Now Phase 2 and or 3 trial RCT's with viruses exposed to human are by their very nature ethically constrained. If you really wanted to better understand how efficacious vaccines or masks were in RCT's, and you weren't ethically constrained, you'd take different cohorts, including those most susceptible to infection, and purposely expose both arms of the trial to the virus. ...rather than wait for symptomatic events through possible or chance exposure.

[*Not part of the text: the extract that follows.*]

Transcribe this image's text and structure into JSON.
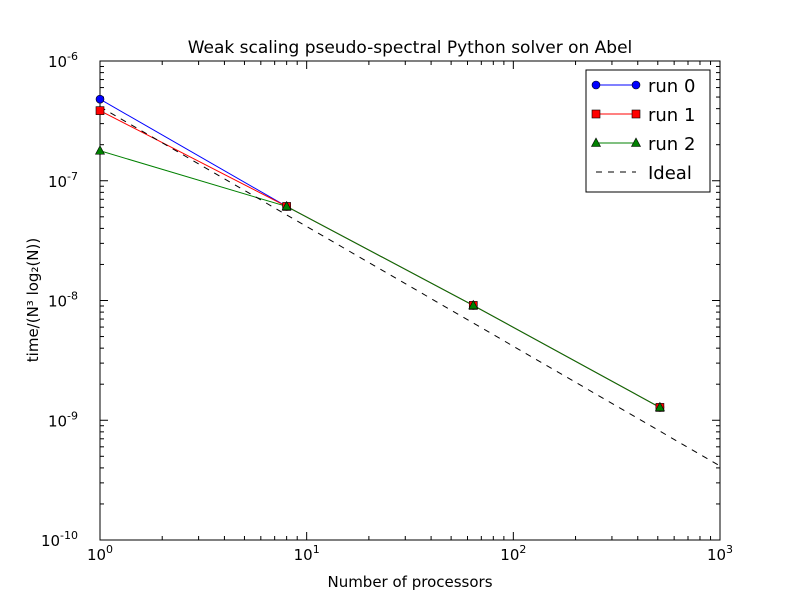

So basically you treat humans in Phase 2 and or 3 just like you treat monkeys in Phase 1 trials. You could take 2000 old people over 75 in each arm of the vaccine or mask trial ...and then sit all of them in a crowded room filled with airborne viral aerosols, then really see who gets infected or not.....rather than wait for random exposure and symptomatic "events.
But again, this isn't ethical, so with RCT's we're left with large numbers of people, many who may just get asymptomatic infections (due to healthier or more robust immune systems)...or who may never even be exposed to the virus at all. ...and then have to ferret out conclusions based on very chance derived data with very small aRR's ...initially with such cohorts......and then later with retrospective data where comparing populations or HCW's to the general public gets even less precise and more confounded especially by selection bias.